[9] RFR(M) 8041984: CompilerThread seems to occupy all CPU in a very rare situation

Tue Oct 14 20:40:35 UTC 2014

On 10/14/14 10:30 AM, David Chase wrote:
> I’m curious about the granularity of the completion-prediction —
> you’re checking every 4 iterations and extrapolating from there.
> Do we know that the times are that uniform, or would we be better off with larger sample sizes?

Yes, I observed uniformly slowly growing times for PARTS of iterations 
and not all iterations. That is why I want to take several samples.
For example first iterations where fast but when array allocation 
objects begin processed time are rapidly growing.
If I take very big sample fast iterations affect the result - delay abort.

I did implementation similar to your "alternate approach" suggestion and 
I saw that the abort happened much later than with current my approach.

> (How long does a single iteration take, anyway?)

As I said one slow iteration may take upto 1 sec. So I want to abort as 
soon as I see a such case (but allow spikes). Taking larger sample sizes 
may delay an abort for several seconds.

>
> And in the sample code, I see the choice of sample size (4) encoded as
>    (next & 3) == 0
>    // Each 4 iterations calculate how much time it will take
>    double time_per_iter = (stop_time - start_time) * 0.25;
>
> why not write this as (say)
>
>    static const int LOG_SAMPLE_SIZE = 2;
>    static const int SAMPLE_SIZE = (1 << LOG_SAMPLE_SIZE);
>    next % SAMPLE_SIZE == 0   // next could be a uint, couldn’t it?
>    double time_per_iter = (stop_time - start_time) * (1.0/SAMPLE_SIZE);
>
> perhaps rewriting 1.0/SAMPLE_SIZE as another static const as necessary
> to get it properly precalculated; I’m not sure what C++ compilers are doing nowadays.

I am optimizing :) by avoiding % and / operations.
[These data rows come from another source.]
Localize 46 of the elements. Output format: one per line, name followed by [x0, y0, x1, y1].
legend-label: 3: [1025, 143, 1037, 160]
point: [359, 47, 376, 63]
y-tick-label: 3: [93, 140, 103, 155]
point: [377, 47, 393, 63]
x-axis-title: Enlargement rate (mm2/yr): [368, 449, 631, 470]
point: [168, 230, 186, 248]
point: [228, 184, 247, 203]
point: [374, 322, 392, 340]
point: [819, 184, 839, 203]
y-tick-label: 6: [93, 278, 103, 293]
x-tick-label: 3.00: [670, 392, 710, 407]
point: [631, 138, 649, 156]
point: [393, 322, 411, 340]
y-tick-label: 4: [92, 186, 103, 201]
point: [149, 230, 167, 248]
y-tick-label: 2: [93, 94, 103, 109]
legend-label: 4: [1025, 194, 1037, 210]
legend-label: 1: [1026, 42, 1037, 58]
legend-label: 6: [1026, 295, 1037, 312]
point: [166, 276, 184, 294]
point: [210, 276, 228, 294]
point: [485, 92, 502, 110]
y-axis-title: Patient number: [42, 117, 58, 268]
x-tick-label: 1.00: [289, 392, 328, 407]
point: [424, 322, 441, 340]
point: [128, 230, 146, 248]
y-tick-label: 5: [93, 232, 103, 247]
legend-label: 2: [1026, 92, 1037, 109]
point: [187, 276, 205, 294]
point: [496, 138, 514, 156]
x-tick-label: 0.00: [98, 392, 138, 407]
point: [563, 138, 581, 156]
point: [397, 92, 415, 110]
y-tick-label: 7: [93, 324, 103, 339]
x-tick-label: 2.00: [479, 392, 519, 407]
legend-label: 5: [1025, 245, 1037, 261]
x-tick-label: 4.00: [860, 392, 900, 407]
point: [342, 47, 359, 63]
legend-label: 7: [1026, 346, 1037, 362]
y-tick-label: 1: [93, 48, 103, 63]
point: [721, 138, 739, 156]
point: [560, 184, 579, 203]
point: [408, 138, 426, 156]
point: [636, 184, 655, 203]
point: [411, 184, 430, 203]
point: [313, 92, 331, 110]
But I agree and can 
add SAMPLE_SIZE constant so code can be more clear.

Thanks,
Vladimir

>
> An alternate approach would be to compute the overall rate thus far, checking at
> (say) iterations 4, 8, 16, 32, etc and computing the average from there, starting
> at whatever power of two is a decent fraction of the iterations needed to timeout.
>
> e.g., don’t reset start_time, just compute elapsed at each sample:
>
> if ((next & (ptwo - 1) == 0) {
>    time.stop();
>    double elapsed = time.seconds() - start_time;
>    double projected = elapsed * (double) java_objects_length / next;
>
> Or you can compute a java_objects_length that would surely lead to failure, and
> always do that (fast, integer) comparison:
>    ...
>    unsigned int length_bound = (int) next * (CG_BUILD_TIME_LIMIT / elapsed)
>    …
>    if (java_objects_length > length_bound) { … timeout
>
> David
>
> On 2014-10-10, at 11:41 PM, Vladimir Kozlov <vladimir.kozlov at oracle.com> wrote:
>
>> https://bugs.openjdk.java.net/browse/JDK-8041984
>> http://cr.openjdk.java.net/~kvn/8041984/webrev/
>>
>> Next method puts C2's EA to its knees:
>>
>> com.graphhopper.coll.GHLongIntBTree$BTreeEntry::put()
>>
>> https://github.com/karussell/graphhopper/blob/master/core/src/main/java/com/graphhopper/coll/GHLongIntBTree.java
>>
>> It shows that current EA connection graph build code is very inefficient when a graph has a lot of connections (edges).
>>
>> With inlining the BTreeEntry::put() method has about 100 allocations from which about 80 are arrays allocations. Most of them are object arrays which are generated by Arrays.copyOf(). After number of edges in EA Connection Graph reaches about 50000 it takes more then 1 sec to find all nodes which reference an allocation.
>>
>> Current EA code has bailout by timeout from graph building code. But the timeout (30 sec for product VM) is checked only after all object nodes are processed. So it may take > 2 mins before EA is aborted:
>>
>> <phase name='connectionGraph' nodes='18787' live='10038' stamp='4.417'>
>> <connectionGraph_bailout reason='reached time limit'/>
>> <phase_done name='connectionGraph' nodes='18787' live='10038' stamp='150.967'/>
>>
>> Also ConnectionGraph::add_java_object_edges() method does not check the presence of a node when it adds new one to the worklist (in add_to_worklist() method). Which leads to hundreds MB of used by EA memory when BTreeEntry::put() is processed.
>>
>> To address issues new timeout checks were added.
>> New _pidx index field is added to graph's nodes and VectorSet is used to reduce size of worklist in add_java_object_edges() method.
>>
>> Escaping node CreateEx is mapped phantom_obj to reduce number of process objects in connection graph. We do the same for other escaping objects.
>>
>> Tested with graphhopper server application:
>>
>> <phase name='connectionGraph' nodes='18787' live='10038' stamp='6.829'>
>> <connectionGraph_bailout reason='reached time limit'/>
>> <phase_done name='connectionGraph' nodes='18787' live='10038' stamp='22.355'/>
>>
>> Thanks,
>> Vladimir
>